At the same time we will also see the introduction of roadside preliminary impairment testing.  This will give the Garda Síochána powers to perform certain tests to assist them in forming the opinion as to whether the driver of a mechanically propelled vehicle is under the influence of an intoxicant.
These measures, and others steps that have been taken in recent years, particularly relating to improved vehicle standards, will help in creating safer roads. However, personal responsibility, common sense, maintaining concentration are matters that it is impossible to legislate for but are vitally important components for drivers on our roads.

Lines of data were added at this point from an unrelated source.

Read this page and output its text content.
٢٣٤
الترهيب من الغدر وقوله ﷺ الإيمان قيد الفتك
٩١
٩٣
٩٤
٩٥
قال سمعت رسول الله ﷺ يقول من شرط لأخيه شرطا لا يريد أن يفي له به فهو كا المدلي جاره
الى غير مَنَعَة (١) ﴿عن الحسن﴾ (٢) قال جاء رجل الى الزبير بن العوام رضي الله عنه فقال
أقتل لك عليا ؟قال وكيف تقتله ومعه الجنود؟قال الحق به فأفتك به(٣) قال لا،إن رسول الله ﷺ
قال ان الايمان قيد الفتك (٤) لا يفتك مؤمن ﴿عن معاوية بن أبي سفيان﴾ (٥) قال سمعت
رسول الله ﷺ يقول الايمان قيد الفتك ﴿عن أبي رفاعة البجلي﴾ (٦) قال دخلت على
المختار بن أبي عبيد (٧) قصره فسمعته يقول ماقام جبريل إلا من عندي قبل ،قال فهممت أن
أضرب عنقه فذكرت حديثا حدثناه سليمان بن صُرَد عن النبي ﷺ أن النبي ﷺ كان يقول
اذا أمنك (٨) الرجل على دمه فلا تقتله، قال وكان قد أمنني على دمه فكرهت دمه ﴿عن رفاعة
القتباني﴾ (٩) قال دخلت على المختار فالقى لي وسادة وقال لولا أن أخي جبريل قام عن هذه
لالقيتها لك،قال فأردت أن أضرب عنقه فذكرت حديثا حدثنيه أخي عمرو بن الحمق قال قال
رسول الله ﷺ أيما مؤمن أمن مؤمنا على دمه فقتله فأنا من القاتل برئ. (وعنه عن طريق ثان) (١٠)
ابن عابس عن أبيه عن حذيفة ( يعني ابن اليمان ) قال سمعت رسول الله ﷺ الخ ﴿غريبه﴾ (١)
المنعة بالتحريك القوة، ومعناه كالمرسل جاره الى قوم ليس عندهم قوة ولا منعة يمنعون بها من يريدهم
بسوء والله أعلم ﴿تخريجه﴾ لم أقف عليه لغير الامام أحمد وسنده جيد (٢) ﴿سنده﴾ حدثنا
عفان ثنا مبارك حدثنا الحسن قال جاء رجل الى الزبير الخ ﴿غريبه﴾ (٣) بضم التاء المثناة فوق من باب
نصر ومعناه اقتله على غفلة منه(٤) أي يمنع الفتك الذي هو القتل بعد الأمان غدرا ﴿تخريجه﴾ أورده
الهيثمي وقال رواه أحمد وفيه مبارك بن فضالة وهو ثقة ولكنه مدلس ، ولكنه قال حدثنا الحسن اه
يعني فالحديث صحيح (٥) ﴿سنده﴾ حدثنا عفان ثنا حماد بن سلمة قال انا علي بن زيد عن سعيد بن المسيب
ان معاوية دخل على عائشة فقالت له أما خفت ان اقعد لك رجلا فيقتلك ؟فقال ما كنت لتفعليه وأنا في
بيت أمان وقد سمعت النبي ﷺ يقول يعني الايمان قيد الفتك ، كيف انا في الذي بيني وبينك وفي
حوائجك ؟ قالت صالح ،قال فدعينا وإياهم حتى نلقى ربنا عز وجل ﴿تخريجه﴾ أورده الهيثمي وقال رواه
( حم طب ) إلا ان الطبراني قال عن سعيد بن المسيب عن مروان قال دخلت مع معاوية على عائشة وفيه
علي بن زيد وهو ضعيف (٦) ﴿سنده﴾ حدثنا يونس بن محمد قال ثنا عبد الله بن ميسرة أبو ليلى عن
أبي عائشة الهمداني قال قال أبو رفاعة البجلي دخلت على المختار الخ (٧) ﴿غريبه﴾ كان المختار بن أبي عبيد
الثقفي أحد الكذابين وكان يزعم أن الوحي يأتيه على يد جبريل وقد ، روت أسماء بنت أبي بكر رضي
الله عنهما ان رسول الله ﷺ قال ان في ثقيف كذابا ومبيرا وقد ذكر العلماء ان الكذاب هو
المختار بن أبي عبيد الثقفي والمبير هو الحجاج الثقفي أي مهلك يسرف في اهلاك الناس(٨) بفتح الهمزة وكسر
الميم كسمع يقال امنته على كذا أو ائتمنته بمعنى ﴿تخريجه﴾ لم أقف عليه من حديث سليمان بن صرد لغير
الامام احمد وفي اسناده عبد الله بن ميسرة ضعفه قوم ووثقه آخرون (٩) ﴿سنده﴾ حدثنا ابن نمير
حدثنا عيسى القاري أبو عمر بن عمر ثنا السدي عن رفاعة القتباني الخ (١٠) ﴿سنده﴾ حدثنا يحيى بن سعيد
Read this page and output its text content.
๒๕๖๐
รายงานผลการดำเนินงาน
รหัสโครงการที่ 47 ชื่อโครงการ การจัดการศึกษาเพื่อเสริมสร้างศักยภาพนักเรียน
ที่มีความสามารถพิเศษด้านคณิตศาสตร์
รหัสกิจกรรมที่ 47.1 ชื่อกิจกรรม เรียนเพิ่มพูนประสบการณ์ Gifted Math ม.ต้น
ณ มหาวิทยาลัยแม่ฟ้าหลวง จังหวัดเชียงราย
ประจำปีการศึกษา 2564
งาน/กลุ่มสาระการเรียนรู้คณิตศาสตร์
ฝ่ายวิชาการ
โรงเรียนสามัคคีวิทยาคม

A lot of credit is due to the agencies who dedicate themselves to the prevention of road collisions: the Road Safety Authority, the National Roads Authority, the Garda Síochána, the Medical Bureau of Road Safety, the Paramedics, members of the Fire Services and Local Authorities.  I would also like to pay tribute to the excellent work done by groups such as PARC. Their unrelenting commitment to their cause keeps us all on our toes and ensures that there is no complacency or let-up in our collective fight to make Irish roads safer.